The Outer Continental Shelf Lands Act (OCSLA) extends the federal workers' compensation scheme established in the Longshore and Harbor Workers' Compensation Act (LHWCA) to injuries "occurring as the result of operations conducted on the outer Continental Shelf" for the purpose of extracting natural resources from the shelf. Plaintiff's decedent, a laborer, spent 98% of his time working on an offshore platform, but was killed in an accident while working at his employer's onshore facility. The plaintiff widow sought benefits under the LHWCA, but the administrative law judge and the Labor Department's Benefits Review Board both rejected the claim because the accident occurred on land, not on the OCS. The Ninth Circuit reversed, holding that a claimant may receive LHWCA benefits if the claimant can establish a substantial nexus between the injury and extractive operations on the OCS.

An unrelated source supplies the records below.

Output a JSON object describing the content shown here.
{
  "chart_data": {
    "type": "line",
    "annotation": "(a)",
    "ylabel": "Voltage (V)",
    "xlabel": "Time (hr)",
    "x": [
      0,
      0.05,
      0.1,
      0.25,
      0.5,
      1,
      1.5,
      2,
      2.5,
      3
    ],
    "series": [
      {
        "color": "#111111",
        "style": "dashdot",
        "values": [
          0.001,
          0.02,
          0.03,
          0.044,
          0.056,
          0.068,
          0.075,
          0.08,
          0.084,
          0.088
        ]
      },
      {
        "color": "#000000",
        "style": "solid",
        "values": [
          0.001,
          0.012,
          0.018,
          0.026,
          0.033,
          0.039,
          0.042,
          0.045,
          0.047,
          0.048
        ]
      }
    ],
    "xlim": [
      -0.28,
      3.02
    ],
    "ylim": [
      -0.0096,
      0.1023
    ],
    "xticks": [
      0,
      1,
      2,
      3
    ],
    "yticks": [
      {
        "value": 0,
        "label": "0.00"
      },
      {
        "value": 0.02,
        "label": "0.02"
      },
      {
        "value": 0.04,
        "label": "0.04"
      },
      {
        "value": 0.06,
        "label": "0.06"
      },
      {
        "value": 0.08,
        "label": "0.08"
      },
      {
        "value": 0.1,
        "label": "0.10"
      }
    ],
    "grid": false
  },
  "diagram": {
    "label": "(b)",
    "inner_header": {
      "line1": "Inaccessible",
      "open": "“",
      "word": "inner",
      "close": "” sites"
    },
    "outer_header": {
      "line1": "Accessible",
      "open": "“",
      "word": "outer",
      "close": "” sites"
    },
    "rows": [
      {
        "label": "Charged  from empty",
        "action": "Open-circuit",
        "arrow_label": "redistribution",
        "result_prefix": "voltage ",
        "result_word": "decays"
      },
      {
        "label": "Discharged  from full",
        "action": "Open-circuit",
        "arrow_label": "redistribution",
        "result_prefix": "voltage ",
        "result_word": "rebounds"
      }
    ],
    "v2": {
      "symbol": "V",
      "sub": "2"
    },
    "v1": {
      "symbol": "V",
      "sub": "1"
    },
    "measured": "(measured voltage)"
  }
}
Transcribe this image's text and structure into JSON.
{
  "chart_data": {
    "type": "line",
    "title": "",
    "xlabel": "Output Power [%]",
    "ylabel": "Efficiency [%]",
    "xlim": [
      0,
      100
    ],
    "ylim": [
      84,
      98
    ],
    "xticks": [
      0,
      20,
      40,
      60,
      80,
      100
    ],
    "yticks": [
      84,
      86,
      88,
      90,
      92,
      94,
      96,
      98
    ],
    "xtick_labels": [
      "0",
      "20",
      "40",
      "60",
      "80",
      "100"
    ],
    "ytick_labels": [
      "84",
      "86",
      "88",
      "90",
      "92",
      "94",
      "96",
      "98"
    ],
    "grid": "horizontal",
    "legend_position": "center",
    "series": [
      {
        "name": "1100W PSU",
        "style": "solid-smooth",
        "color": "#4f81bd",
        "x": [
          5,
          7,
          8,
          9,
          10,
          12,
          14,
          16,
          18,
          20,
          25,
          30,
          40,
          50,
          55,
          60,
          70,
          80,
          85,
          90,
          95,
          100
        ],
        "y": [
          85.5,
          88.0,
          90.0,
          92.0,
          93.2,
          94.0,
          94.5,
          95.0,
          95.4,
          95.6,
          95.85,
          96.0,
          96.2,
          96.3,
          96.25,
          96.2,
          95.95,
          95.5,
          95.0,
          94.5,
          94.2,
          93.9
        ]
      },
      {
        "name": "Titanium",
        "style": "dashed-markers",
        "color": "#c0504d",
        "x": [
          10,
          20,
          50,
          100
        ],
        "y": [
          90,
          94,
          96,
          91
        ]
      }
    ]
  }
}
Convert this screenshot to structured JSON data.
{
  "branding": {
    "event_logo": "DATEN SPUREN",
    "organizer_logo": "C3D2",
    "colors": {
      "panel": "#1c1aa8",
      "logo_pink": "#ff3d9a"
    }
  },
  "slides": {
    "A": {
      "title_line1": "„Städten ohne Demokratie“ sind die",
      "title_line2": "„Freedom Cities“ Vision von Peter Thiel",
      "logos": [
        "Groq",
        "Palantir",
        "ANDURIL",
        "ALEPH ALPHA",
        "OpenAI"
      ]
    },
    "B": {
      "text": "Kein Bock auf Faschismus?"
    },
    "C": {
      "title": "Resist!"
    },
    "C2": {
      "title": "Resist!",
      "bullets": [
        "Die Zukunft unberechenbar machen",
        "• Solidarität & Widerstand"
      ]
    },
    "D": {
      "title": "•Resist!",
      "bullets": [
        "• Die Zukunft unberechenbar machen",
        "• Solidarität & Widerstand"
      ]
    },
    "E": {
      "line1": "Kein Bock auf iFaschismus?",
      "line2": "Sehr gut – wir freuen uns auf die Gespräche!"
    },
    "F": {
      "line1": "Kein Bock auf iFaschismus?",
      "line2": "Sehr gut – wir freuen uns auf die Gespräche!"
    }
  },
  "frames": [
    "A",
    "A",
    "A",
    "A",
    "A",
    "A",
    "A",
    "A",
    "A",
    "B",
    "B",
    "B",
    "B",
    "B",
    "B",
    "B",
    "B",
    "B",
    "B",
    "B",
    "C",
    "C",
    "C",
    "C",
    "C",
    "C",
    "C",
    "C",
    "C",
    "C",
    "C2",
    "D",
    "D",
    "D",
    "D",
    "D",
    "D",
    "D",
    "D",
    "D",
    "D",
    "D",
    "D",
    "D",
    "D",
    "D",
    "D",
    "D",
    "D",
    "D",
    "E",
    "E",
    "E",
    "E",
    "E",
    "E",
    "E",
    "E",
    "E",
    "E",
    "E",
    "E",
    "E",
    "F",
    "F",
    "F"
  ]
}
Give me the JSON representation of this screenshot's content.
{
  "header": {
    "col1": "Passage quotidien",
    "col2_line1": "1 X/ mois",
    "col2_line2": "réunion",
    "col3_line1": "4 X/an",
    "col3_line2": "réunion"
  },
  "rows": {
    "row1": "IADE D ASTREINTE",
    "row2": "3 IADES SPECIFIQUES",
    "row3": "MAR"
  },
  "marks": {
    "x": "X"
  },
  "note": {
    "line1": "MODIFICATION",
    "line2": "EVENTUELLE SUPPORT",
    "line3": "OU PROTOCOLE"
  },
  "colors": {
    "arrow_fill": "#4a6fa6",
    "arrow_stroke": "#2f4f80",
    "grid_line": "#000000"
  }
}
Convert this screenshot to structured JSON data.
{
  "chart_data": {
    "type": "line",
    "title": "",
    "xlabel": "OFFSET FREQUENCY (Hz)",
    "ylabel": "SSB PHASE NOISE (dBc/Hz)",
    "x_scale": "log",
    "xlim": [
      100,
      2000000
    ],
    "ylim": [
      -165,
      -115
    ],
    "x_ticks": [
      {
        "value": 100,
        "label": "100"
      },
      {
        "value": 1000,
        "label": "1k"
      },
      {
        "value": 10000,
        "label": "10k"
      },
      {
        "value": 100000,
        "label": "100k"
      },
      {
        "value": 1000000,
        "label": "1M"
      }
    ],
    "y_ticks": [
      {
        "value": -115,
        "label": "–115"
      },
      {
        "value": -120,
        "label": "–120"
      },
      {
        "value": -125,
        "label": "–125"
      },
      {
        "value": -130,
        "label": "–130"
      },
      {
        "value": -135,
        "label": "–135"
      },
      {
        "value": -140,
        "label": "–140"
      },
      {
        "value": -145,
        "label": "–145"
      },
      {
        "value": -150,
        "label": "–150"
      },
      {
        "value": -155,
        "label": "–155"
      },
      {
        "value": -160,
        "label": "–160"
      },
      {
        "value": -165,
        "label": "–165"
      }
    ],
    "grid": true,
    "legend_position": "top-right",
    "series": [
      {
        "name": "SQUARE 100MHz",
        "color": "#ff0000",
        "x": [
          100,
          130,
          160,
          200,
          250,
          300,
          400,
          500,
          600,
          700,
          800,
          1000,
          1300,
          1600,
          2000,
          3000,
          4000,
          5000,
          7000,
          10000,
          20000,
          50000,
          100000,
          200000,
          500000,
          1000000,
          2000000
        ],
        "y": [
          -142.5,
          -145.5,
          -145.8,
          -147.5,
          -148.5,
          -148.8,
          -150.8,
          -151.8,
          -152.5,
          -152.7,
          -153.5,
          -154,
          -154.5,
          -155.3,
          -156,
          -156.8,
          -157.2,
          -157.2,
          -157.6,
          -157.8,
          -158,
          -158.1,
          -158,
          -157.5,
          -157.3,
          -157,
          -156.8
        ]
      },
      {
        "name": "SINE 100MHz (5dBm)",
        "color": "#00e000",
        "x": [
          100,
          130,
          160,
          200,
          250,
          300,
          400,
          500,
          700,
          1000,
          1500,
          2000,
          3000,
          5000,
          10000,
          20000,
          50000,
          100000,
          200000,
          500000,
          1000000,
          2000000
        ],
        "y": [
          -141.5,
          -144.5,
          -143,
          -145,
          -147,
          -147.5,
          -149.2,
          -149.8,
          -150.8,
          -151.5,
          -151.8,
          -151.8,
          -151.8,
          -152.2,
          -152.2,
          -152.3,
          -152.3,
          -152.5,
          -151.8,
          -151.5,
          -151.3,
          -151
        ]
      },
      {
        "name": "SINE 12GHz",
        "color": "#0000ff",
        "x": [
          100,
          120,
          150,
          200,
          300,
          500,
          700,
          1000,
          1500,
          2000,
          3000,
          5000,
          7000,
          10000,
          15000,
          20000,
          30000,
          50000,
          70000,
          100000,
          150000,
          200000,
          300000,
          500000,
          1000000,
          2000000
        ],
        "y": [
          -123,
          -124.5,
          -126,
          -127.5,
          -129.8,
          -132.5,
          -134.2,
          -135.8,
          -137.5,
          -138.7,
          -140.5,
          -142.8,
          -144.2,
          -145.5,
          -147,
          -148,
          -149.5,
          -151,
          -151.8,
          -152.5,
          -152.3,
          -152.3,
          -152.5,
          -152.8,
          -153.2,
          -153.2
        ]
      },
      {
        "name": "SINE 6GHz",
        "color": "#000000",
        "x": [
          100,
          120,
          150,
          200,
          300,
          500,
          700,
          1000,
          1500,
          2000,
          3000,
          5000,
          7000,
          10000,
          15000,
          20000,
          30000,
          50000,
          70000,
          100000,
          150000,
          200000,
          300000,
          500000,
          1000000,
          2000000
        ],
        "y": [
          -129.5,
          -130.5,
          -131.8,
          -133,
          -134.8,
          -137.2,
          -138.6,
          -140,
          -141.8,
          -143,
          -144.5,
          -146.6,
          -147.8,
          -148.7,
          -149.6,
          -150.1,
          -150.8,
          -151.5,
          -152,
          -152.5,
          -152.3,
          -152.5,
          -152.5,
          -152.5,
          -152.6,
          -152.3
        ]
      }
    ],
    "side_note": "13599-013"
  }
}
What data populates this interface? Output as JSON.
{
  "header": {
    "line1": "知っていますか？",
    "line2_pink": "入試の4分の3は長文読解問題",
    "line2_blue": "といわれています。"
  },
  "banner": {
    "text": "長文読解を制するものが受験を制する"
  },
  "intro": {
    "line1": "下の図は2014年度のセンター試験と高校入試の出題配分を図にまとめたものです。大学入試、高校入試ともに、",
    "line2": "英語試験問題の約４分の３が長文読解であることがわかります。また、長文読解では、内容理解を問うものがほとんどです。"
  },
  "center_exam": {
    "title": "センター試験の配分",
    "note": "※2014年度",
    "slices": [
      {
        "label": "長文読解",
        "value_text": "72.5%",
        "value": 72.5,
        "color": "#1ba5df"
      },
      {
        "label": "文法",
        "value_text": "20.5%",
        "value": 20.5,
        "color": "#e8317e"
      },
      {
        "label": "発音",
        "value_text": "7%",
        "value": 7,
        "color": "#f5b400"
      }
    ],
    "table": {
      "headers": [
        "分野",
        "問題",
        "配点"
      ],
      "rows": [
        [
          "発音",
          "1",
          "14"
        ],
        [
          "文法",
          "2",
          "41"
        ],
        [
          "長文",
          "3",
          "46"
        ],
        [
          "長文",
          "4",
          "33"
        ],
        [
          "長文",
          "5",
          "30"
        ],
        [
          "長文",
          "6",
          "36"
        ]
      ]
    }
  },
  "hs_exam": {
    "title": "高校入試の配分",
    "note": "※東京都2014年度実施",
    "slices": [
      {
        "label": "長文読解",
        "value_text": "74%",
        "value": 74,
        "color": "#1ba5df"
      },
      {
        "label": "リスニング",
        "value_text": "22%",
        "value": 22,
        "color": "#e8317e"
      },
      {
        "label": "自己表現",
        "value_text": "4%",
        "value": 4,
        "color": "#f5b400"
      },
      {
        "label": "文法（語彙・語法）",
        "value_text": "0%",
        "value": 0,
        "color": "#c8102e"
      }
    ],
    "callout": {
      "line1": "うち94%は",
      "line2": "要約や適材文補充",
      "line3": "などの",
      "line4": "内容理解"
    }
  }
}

The Supreme Court affirmed, rejecting several alternative rules and agreeing with the Ninth Circuit that the OCSLA extends coverage to an injured employee who can establish a substantial nexus between the injury and the employer's extractive operations on the OCS. The Court rejected a "situs-of-injury" test as inconsistent with the OCSLA, which contains no such geographical limits. The Court also rejected a "but-for" test as an overbroad rule that would extend coverage to any employee of a company engaged in OCS operations without regard to the employee's actual work. Finally, the Court rejected the suggestion that coverage extend only to employees whose duties contribute to operations on the OCS and who perform work that is substantial in both duration and nature on the OCS itself, holding that such a rule would impermissibly ignore the statute's focus on causation.
Justice Thomas delivered the opinion of the Court, in which Chief Justice Roberts and Justices Kennedy, Ginsberg, Breyer, Sotomayor, and Kagan joined. Justice Scalia filed an opinion concurring in part and concurring in the judgment, in which Justice Alito joined.